Hong Qin, University of Tennessee at Chattanooga
In collaboration with Tuskegee University, Spelman College, and West Virginia University, the University of Tennessee at Chattanooga is proposing a big data spoke project on the education of biological big data (BBD).
The spoke project is to promote the integration and automation of BBD into student training and education. Major educational activities will help faculty and students bridge the gap between big data research and life science communities. Leveraging the team’s expertise in computer science and ecology, the project will offer training workshops on using network models to integrate heterogeneous genomic big data and heterogeneous ecological big data to address large-scale questions in biology.
The team will engage faculty and students in developing a protocol to automate field data collection. The team will also prototype automated methods to enhance plant image digitization, leveraging the large collection of digitized plant images and meta-information at the SouthEast Regional Network of Expertise and Collections, a consortium of 233 herbaria in 14 states in the Southeastern U.S., and large ecological datasets in collaboration with the Encyclopedia of Life, a free, online collaborative encyclopedia intended to document all 1.9 million living species known to science.

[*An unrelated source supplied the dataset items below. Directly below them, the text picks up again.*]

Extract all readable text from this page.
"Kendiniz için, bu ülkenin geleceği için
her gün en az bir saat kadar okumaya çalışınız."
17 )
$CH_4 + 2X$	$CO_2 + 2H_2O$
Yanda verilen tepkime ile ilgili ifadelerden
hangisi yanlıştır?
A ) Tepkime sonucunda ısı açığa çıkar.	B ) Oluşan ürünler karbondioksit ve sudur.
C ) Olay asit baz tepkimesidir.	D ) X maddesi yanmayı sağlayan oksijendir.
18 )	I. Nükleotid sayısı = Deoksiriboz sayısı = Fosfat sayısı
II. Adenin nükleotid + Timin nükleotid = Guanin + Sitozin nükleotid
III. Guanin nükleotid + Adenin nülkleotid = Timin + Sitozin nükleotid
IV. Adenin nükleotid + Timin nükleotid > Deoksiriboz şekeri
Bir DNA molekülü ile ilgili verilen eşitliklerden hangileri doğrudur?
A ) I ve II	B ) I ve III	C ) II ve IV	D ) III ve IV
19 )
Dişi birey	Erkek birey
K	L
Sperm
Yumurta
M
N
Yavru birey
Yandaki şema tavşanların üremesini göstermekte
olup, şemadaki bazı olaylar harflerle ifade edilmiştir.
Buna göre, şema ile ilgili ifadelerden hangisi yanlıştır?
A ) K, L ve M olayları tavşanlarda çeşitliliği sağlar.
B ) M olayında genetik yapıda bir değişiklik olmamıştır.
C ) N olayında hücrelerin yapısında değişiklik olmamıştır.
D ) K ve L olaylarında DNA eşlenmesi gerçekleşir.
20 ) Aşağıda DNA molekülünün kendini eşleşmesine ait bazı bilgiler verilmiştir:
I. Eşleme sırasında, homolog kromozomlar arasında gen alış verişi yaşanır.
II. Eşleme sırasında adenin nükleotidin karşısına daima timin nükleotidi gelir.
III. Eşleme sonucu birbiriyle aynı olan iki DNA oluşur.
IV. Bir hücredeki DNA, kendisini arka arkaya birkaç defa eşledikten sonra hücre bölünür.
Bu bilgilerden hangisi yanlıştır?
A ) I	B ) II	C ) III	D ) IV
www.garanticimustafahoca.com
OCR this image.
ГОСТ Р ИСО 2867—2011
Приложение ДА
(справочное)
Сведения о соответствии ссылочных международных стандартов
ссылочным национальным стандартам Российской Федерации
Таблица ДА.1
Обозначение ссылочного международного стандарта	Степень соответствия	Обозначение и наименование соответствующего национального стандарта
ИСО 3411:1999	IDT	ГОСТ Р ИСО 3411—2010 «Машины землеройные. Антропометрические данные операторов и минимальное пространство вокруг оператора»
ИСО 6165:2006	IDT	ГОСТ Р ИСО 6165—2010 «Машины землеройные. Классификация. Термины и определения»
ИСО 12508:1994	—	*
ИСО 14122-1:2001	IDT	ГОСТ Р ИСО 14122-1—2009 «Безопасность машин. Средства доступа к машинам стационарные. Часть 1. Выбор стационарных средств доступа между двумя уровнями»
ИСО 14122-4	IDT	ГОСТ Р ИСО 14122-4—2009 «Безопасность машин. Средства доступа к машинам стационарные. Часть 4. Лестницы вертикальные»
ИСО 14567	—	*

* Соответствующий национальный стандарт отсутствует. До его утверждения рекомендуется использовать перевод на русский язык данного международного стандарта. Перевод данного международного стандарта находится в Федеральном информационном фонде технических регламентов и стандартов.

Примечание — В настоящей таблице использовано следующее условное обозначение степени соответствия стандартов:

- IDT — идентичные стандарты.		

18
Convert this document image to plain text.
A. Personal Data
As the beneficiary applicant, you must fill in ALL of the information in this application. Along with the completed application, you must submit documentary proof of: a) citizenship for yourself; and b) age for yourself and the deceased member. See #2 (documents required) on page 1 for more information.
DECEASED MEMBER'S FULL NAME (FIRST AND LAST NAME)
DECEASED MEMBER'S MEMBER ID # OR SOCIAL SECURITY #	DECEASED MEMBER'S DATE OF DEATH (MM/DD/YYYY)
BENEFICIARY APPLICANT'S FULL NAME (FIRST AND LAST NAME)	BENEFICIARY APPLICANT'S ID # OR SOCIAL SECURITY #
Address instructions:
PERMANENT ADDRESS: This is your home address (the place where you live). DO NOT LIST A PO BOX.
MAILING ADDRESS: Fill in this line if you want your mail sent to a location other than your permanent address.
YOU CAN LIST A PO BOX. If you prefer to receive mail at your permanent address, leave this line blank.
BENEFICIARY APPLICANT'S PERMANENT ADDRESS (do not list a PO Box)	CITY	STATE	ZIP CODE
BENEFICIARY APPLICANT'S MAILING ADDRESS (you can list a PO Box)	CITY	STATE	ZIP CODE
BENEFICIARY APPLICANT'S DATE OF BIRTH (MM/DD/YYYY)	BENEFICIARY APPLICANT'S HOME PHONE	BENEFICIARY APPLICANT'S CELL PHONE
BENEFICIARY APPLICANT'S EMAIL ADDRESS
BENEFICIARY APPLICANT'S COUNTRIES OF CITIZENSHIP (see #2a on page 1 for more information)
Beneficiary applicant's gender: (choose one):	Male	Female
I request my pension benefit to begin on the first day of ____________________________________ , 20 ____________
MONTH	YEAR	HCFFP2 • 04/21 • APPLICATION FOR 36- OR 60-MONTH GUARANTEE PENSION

The project’s educational objectives are: (1) Enhance faculty expertise in BBD through summer workshops; (2) Catalyze interdisciplinary collaboration on BBD research and education through hackathons, working groups, and community-building via a Video Education Faculty Network (VEFN); and (3) Develop hands-on, constructively peer-evaluated learning modules incorporating high-quality video tutorials. Faculty are to be recruited from predominantly undergraduate institutions (PUIs) and historically black colleges and universities (HBCUs) for workshops, hackathons and VEFN. The proposed activities will address challenges surrounding the integration and automation of BBD into student research training and education at PUIs and HBCUs. The project will help bridge gaps between BBD and the fields of systems biology, ecology and evolution, and environmental sciences.
The project’s total funding award is $1 million, with approximately $550,000 going to UTC.